Mayıs portakallarından koparıyor, olmamış… Onları koklarken “Mayısta gelirseniz daha güzel olur” diyor Bedros.
Dilek OMAKLILAR
“Mücadele edeceksin hayat sürüyor” demişti Bedros.
Samandağ’da bir Ermeni köyü olan Vakıflı köyünde, Bedros’un portakallar, limonlar, turunçlar içindeki balkonundayız. Bir taraf Musa Dağı diğer taraf Kel Dağlarına bakan manzarasında Bedros’un misafirperverliği eşsiz tarihe sahip bu yerde bizi karşılarken de belli oluyordu.
Geçtiğimiz ay bir saha çalışması için gittiğimiz Samandağ’da tanışmıştık Bedros’la. Samandağ’da önce bir okula girip gönüllülerin burada gıdadan, kıyafete birçok ihtiyacı düzenlemesine ayırmasına tanık olurken bir yandan notlar tutuluyor, çaylar içiliyordu… O sırada Bedros çıkageliyor, önce okulun bahçesinde sohbet ettiğimizde söylüyor bu cümleyi; “Hayat böyle bir şey, mücadele etmezsen nasıl olacak.” Sonra da o yeşilin ve mavinin iç içe geçtiği temiz havasından başınızın döndüğü balkona sahip evine konuk olduğumuzda.
Eve geçtiğimizde ise önce biraz salonda oturuyoruz. Depremde salonun köşesinde duran büfede eskiden aile fotoğrafları varmış dizi dizi… Düşüp kırılmışlar, “tarihimiz” diyor Bedros.
Sonra balkonuna geçiyoruz. Bedros seviyor konuşmayı, arada gözlüklerinin tepesinden bakıyor dinlediğimizden emin olmak istercesine. Önce hayallerinden bahsediyor, “Oğlum için bir kat yapacaktım daha buraya” diyor. Geniş balkonunda birkaç parçası dökülmüş duvarı gösteriyor. Bir de sevdiği çiçekleri… “Şükür canlarımız sağ” diyor Bedros, gözlerindeki hüzünle. Arkadaşları, dostları, enkaz altında kalan komşuları, köyden çocukları için giden Ermeni aileleri anarak… Elleri durmuyor konuşurken umudu kadar diri ve yine ekliyor, “Mücadele edeceksin hayat sürüyor.”

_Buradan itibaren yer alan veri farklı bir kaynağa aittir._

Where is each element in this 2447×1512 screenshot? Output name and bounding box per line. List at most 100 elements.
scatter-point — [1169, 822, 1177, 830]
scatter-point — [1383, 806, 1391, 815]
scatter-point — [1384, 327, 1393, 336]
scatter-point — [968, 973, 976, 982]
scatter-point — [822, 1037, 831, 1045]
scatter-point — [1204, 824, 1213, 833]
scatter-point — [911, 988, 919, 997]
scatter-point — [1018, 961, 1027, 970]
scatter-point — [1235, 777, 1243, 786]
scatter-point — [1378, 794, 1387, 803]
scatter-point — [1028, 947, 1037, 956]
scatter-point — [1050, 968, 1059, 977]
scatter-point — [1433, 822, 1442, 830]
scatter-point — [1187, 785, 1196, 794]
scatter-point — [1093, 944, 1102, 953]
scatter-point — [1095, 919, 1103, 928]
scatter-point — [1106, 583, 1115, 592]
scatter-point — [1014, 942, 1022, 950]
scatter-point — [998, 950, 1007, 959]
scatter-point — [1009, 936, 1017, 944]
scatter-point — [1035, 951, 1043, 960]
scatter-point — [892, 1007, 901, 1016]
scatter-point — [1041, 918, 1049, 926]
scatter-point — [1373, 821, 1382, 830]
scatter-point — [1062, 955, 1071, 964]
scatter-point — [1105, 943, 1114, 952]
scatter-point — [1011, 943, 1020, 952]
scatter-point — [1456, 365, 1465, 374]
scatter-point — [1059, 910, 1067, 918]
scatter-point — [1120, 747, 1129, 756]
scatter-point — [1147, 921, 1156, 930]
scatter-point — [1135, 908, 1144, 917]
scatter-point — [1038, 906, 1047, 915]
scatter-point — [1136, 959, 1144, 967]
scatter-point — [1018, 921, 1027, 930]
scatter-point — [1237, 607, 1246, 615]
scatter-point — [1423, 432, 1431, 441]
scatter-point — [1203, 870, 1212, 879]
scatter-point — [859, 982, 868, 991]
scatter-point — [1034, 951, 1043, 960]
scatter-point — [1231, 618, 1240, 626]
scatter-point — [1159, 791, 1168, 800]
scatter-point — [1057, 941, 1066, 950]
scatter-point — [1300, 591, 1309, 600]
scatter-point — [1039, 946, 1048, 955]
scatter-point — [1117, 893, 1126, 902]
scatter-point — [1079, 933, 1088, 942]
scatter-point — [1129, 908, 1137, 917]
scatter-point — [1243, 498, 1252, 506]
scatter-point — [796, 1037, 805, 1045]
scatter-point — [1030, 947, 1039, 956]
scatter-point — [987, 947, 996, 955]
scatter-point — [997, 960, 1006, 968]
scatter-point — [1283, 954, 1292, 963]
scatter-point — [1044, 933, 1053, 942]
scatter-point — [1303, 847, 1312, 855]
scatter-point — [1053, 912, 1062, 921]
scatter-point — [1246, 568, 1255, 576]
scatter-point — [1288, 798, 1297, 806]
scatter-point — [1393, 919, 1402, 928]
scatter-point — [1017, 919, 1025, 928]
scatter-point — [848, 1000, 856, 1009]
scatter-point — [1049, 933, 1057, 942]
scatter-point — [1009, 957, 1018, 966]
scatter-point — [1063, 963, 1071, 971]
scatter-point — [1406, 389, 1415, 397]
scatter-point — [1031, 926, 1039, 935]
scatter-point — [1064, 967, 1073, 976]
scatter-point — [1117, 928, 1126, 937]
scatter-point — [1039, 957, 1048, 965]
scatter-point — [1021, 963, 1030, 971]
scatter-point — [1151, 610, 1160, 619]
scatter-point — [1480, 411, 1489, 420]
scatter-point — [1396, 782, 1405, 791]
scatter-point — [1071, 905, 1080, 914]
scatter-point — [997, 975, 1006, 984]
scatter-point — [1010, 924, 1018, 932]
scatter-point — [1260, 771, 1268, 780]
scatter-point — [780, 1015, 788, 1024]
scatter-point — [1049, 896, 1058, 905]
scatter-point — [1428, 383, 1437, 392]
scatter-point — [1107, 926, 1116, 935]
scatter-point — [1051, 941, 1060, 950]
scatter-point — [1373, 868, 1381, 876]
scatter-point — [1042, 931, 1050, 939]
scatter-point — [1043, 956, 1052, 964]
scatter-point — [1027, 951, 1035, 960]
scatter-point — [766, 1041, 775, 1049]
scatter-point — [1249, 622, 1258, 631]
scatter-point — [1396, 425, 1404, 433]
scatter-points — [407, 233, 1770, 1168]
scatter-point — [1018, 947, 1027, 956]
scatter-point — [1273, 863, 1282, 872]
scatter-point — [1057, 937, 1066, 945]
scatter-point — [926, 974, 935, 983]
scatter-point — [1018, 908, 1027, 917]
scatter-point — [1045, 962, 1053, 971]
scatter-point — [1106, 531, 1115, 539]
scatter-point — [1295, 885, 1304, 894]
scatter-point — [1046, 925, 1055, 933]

Mayıs portakallarından koparıyor, olmamış… Onları koklarken “Mayısta gelirseniz daha güzel olur” diyor Bedros.
…Geçtiğimiz gün İzmir’de bir İZBAN yolculuğunda arkadaş sohbetinde İskenderun, Hatay, Samandağ hakkında konuşurken karşımızda oturan bir amca “Ya işte biz oralardan geldik” diyerek söze girdi. Önce şaşırıyoruz bizi duymasına, ama epey dinlemiş belli ki şöyle devam ediyor: “Hep yalan o haberlerde çıkanlar. 3 gün kimse yoktu. Bisküvi bile veren olmadı. Şimdi DSİ’de kalıyoruz. Şükür, koşullar çok iyi.”
Gözleri doluyor… Oy kullanmak için gittiklerinde gördüğü manzarayı aktarıyor amca, “Hâlâ kaldırılmayan enkazlar var kızım, hâlâ…” diyor.
“Hayat geçiyor” diyor amca. Bedros aklıma geliyor. Akıp geçen hayatta tüm umuduyla 112 gündür “mücadele etmeden olmaz” diyen tarafın karşısında; “Hâlâ çadıra ihtiyaç var” diyenlere karşı kulağını gözünü kapatanlar var. Ancak biliyoruz ki o gözünü kulağını kapatanlara karşı bu topraklar, “Mücadele etmeden olmaz” diyenlerle mayıs portakalı ağacı gibi çiçeklenecek.
*Vakıflı köyünde Musa Dağlıların tarihi de uzundur, giderseniz köyün girişindeki o kahvede muhakkak anlatacak birini görürsünüz. Bir de Franz Werfel’in “Musa Dağ’da Kırk Gün” kitabı ile Serdar Korucu’nun 2018-2019 yılları arasında Türkiye, Ermenistan, Lübnan ve Fransa’da 1939’da Ermenilerin Musa Dağ’dan ayrılmalarına tanık olan Musa Dağlılarla yaptığı röportajlardan oluşan “Ahalinin Gidişi” kitabına ulaşabilirsiniz.